Photo Credit: Sgt Brian Gamble
In response to a lone gunman killing 10 students at Umpqua Community College on October 2, Democratic senators have introduced a package of gun-control measures that includes the expansion of criminal background checks for gun buyers. Passage in the Senate is unlikely; in the House, where Republicans hold greater sway than in the Senate, impossible. The last time background checks made it to the floor of the Senate was 2013, when in response to a gunman killing 20 children and six adults in an elementary school in Newtown, Connecticut, West Virginia Democrat Joe Manchin and Pennsylvania Republican Patrick Toomey co-sponsored an amendment that would have created a national instant-background-check system. On April 17, 2013, the measure failed 54-46. (Senate rules required 60 votes to pass it.)
The vote was a reminder of the buying power of the gun lobby.
Between January 2009 and December 2014, opponents of the amendment, led by the National Rifle Association, contributed $1,106,478 to Republican senators and $70,670 to Democratic senators.

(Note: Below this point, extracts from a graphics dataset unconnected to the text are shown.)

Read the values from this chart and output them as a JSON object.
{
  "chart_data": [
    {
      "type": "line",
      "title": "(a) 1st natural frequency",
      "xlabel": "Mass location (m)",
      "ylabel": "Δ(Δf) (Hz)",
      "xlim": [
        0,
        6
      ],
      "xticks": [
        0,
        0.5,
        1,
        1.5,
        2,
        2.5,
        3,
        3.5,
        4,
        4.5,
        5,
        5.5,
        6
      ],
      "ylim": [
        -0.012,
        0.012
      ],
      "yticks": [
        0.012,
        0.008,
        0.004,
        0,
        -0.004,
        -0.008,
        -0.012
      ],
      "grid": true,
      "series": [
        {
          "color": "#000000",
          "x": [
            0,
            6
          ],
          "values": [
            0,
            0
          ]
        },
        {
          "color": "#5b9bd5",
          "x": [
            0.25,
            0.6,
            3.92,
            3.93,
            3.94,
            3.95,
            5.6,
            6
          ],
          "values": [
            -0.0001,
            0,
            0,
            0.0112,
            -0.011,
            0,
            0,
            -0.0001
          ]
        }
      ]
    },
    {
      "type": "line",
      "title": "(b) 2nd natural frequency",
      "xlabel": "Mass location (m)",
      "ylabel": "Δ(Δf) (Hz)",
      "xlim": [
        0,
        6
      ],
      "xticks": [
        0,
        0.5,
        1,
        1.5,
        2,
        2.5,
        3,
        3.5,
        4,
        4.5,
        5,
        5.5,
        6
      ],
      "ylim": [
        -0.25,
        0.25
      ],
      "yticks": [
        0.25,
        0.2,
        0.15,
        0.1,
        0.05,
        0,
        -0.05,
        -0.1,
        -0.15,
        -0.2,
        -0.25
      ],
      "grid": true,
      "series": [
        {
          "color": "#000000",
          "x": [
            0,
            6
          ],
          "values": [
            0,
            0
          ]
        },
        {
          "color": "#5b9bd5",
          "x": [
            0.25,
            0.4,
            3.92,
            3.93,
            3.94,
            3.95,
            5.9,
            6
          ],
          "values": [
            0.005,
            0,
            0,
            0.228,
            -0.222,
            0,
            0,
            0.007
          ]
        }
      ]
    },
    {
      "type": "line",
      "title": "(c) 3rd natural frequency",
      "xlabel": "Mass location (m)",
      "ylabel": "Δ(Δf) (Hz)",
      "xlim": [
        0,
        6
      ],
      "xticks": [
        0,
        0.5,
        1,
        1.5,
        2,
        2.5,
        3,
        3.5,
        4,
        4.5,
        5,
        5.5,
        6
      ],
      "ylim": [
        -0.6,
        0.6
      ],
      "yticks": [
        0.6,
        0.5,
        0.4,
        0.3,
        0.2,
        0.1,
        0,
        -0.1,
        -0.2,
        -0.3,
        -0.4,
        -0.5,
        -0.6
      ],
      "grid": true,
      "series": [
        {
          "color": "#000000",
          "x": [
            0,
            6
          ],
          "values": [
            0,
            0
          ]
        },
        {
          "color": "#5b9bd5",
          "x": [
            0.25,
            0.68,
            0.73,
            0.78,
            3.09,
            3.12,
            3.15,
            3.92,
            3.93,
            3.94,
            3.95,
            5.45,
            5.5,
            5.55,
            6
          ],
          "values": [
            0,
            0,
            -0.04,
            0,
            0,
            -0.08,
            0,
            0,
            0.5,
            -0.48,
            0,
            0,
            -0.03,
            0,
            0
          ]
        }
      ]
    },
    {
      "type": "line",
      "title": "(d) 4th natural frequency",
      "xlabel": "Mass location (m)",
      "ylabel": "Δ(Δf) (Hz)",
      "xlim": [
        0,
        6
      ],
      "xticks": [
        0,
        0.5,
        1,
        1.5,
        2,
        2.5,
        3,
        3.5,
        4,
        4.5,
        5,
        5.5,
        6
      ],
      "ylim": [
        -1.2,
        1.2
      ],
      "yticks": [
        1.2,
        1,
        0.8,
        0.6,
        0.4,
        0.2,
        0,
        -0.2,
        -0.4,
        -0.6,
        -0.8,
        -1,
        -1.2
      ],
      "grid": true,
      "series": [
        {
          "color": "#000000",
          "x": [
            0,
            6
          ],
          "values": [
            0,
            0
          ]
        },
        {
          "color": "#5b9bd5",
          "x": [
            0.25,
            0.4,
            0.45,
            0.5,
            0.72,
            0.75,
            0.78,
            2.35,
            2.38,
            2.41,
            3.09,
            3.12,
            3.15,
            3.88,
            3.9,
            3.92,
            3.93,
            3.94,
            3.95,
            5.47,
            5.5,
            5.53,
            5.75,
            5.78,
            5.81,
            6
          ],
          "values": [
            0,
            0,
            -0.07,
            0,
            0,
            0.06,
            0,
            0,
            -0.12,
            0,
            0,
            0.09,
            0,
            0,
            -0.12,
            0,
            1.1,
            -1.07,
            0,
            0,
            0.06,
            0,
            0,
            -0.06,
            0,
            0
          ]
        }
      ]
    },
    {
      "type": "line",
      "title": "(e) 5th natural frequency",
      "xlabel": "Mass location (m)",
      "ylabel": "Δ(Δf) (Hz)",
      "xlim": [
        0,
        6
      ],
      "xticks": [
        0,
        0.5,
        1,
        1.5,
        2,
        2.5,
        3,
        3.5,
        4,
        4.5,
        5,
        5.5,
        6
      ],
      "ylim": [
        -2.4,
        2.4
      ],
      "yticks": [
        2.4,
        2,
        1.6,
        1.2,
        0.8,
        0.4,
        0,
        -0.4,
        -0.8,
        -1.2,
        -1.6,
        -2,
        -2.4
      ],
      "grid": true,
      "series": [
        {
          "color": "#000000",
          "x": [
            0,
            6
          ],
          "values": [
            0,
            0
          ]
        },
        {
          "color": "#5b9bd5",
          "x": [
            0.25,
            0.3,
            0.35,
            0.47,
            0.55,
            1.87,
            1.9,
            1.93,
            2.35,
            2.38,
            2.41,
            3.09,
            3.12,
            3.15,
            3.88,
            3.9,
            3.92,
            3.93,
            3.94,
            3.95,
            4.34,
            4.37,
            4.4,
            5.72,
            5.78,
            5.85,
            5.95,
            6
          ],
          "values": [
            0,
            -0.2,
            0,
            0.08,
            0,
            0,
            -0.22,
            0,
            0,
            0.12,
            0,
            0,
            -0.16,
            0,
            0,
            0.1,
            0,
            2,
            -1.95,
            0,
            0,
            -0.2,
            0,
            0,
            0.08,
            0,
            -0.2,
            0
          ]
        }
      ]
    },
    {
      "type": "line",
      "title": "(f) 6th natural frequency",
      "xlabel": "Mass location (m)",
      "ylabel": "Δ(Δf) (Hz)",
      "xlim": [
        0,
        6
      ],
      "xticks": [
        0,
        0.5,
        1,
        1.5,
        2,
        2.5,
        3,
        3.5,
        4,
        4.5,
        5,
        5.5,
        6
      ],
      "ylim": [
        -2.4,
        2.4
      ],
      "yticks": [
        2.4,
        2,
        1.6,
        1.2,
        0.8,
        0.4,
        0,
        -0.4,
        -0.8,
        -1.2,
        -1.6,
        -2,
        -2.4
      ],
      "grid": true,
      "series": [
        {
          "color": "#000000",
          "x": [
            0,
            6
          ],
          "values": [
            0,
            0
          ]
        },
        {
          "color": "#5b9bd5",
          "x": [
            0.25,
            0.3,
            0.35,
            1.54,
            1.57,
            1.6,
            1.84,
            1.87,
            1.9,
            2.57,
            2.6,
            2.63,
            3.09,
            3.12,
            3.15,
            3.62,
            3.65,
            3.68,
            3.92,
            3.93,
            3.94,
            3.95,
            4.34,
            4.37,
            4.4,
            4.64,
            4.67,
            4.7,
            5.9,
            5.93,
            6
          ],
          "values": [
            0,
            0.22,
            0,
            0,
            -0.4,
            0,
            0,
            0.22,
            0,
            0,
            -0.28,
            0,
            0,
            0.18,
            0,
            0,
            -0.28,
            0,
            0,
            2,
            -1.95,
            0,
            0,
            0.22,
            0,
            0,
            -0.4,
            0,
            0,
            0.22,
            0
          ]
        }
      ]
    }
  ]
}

The average contribution to senators who voted against the amendment was $25,631. The largest recipient of gun-lobby money was Texas Senator Ted Cruz, with $89,329.
The vote was largely along party (and NRA contribution) lines, although Susan Collins of Maine joined Toomey in breaking with the Senate Republican Caucus.
Democratic Majority Leader Harry Reid of Nevada voted against the amendment, as did Democrats Mark Pryor of Arkansas and Max Baucus of Montana.
In the first eight months of 2015, 9,940 Americans were killed by guns; of these, 550 were children. But Republicans in Congress are unlikely to be moved by gun fatalities.